An observer moves towards a stationary source of sound, with a velocity ${\frac{1}{5}}^{th}$ of the velocity of sound. What is the $\%$ increase in the apparent frequency?

• A. Zero
• B. $0.5\%$
• C. $5\%$
• D. $20\%$

Answer 1

The correct option is D

$20\%$

The explanation for the correct option

Step 1: Given data

An observer moves toward a stationary source of the sound, with a velocity one-fifth of the velocity of sound

$\therefore v_0=\frac{v}{5}$

Step 2: Formula used

$f\text{'}=f\left(\frac{v+v_o}{v-v_s}\right)$ $v_s$ is the velocity of the source of the sound, $v_o$ is the velocity of the observer $v$ is the velocity of the sound$f\text{'}$ is the apparent frequency and $f$ is the frequency

Step 3: Find the apparent frequency

According to the doppler effect theory, the perceived frequency heard by the observer increases as they get closer to a stationary source of the sound.

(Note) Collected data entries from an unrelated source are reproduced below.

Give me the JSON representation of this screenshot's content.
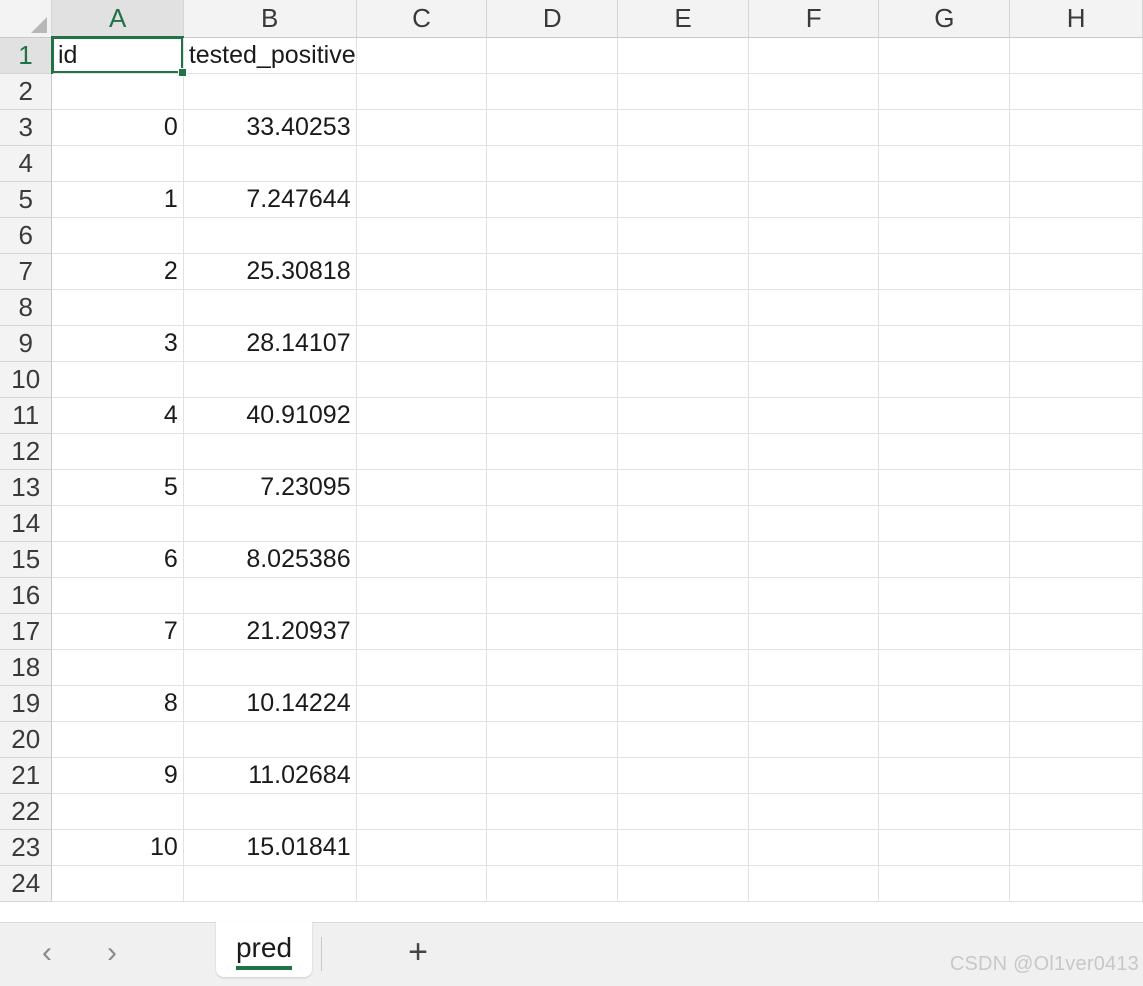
{
  "columns": [
    "A",
    "B",
    "C",
    "D",
    "E",
    "F",
    "G",
    "H"
  ],
  "selected_column": "A",
  "selected_row": "1",
  "rows": [
    {
      "num": "1",
      "a": "id",
      "b": "tested_positive"
    },
    {
      "num": "2",
      "a": "",
      "b": ""
    },
    {
      "num": "3",
      "a": "0",
      "b": "33.40253"
    },
    {
      "num": "4",
      "a": "",
      "b": ""
    },
    {
      "num": "5",
      "a": "1",
      "b": "7.247644"
    },
    {
      "num": "6",
      "a": "",
      "b": ""
    },
    {
      "num": "7",
      "a": "2",
      "b": "25.30818"
    },
    {
      "num": "8",
      "a": "",
      "b": ""
    },
    {
      "num": "9",
      "a": "3",
      "b": "28.14107"
    },
    {
      "num": "10",
      "a": "",
      "b": ""
    },
    {
      "num": "11",
      "a": "4",
      "b": "40.91092"
    },
    {
      "num": "12",
      "a": "",
      "b": ""
    },
    {
      "num": "13",
      "a": "5",
      "b": "7.23095"
    },
    {
      "num": "14",
      "a": "",
      "b": ""
    },
    {
      "num": "15",
      "a": "6",
      "b": "8.025386"
    },
    {
      "num": "16",
      "a": "",
      "b": ""
    },
    {
      "num": "17",
      "a": "7",
      "b": "21.20937"
    },
    {
      "num": "18",
      "a": "",
      "b": ""
    },
    {
      "num": "19",
      "a": "8",
      "b": "10.14224"
    },
    {
      "num": "20",
      "a": "",
      "b": ""
    },
    {
      "num": "21",
      "a": "9",
      "b": "11.02684"
    },
    {
      "num": "22",
      "a": "",
      "b": ""
    },
    {
      "num": "23",
      "a": "10",
      "b": "15.01841"
    },
    {
      "num": "24",
      "a": "",
      "b": ""
    }
  ],
  "tabbar": {
    "prev_icon": "‹",
    "next_icon": "›",
    "sheet_name": "pred",
    "add_icon": "+",
    "watermark": "CSDN @Ol1ver0413"
  },
  "colors": {
    "accent": "#217346",
    "header_bg": "#f3f3f3",
    "grid_line": "#e1e1e1"
  }
}
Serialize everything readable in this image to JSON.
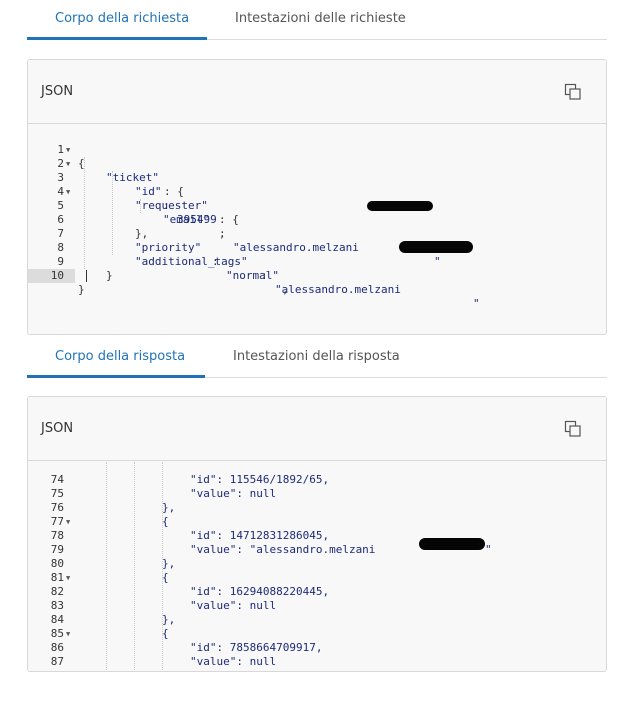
{
  "request_tabs": {
    "body_label": "Corpo della richiesta",
    "headers_label": "Intestazioni delle richieste"
  },
  "request_panel": {
    "title": "JSON",
    "lines": [
      {
        "n": "1",
        "fold": true
      },
      {
        "n": "2",
        "fold": true
      },
      {
        "n": "3",
        "fold": false
      },
      {
        "n": "4",
        "fold": true
      },
      {
        "n": "5",
        "fold": false
      },
      {
        "n": "6",
        "fold": false
      },
      {
        "n": "7",
        "fold": false
      },
      {
        "n": "8",
        "fold": false
      },
      {
        "n": "9",
        "fold": false
      },
      {
        "n": "10",
        "fold": false
      }
    ],
    "code": {
      "open": "{",
      "ticket_key": "\"ticket\"",
      "id_key": "\"id\"",
      "id_val": "395499",
      "requester_key": "\"requester\"",
      "email_key": "\"email\"",
      "email_val": "\"alessandro.melzani",
      "email_tail": "\"",
      "requester_close": "},",
      "priority_key": "\"priority\"",
      "priority_val": "\"normal\"",
      "tags_key": "\"additional_tags\"",
      "tags_val": "\"alessandro.melzani",
      "tags_tail": "\"",
      "ticket_close": "}",
      "close": "}"
    }
  },
  "response_tabs": {
    "body_label": "Corpo della risposta",
    "headers_label": "Intestazioni della risposta"
  },
  "response_panel": {
    "title": "JSON",
    "lines": [
      {
        "n": "74",
        "fold": false,
        "text": "\"id\": 115546/1892/65,"
      },
      {
        "n": "75",
        "fold": false,
        "text": "\"value\": null"
      },
      {
        "n": "76",
        "fold": false,
        "text": "},"
      },
      {
        "n": "77",
        "fold": true,
        "text": "{"
      },
      {
        "n": "78",
        "fold": false,
        "text": "\"id\": 14712831286045,"
      },
      {
        "n": "79",
        "fold": false,
        "text": "\"value\": \"alessandro.melzani"
      },
      {
        "n": "80",
        "fold": false,
        "text": "},"
      },
      {
        "n": "81",
        "fold": true,
        "text": "{"
      },
      {
        "n": "82",
        "fold": false,
        "text": "\"id\": 16294088220445,"
      },
      {
        "n": "83",
        "fold": false,
        "text": "\"value\": null"
      },
      {
        "n": "84",
        "fold": false,
        "text": "},"
      },
      {
        "n": "85",
        "fold": true,
        "text": "{"
      },
      {
        "n": "86",
        "fold": false,
        "text": "\"id\": 7858664709917,"
      },
      {
        "n": "87",
        "fold": false,
        "text": "\"value\": null"
      }
    ],
    "tail_79": "\""
  },
  "icons": {
    "copy": "copy-icon",
    "fold": "fold-arrow-icon"
  },
  "colors": {
    "accent": "#1f73b7",
    "code_text": "#1d2a7a",
    "panel_bg": "#f8f8f8",
    "border": "#d8d8d8"
  }
}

In this case, the apparent frequency heard is as follows:

$\therefore v_0=\frac{v}{5}$

As we see the source is stationary, so $v_s=0$

It is given $v_0=\frac{v}{5}$

$$\begin{gathered} f\text{'}=f\left(\frac{v+v_o}{v-v_s}\right) \\ =f\left(\frac{v+{\displaystyle \frac{v}{5}}}{v}\right) \\ =1.2f \end{gathered}$$

Step 4: Find the increase in apparent frequency

The change in apparent frequency is, $=\frac{f\text{'}-f}{f}\times 100$

$$\begin{gathered} =\frac{1.2f-f}{f}\times 100 \\ =20\% \end{gathered}$$

Hence option D is correct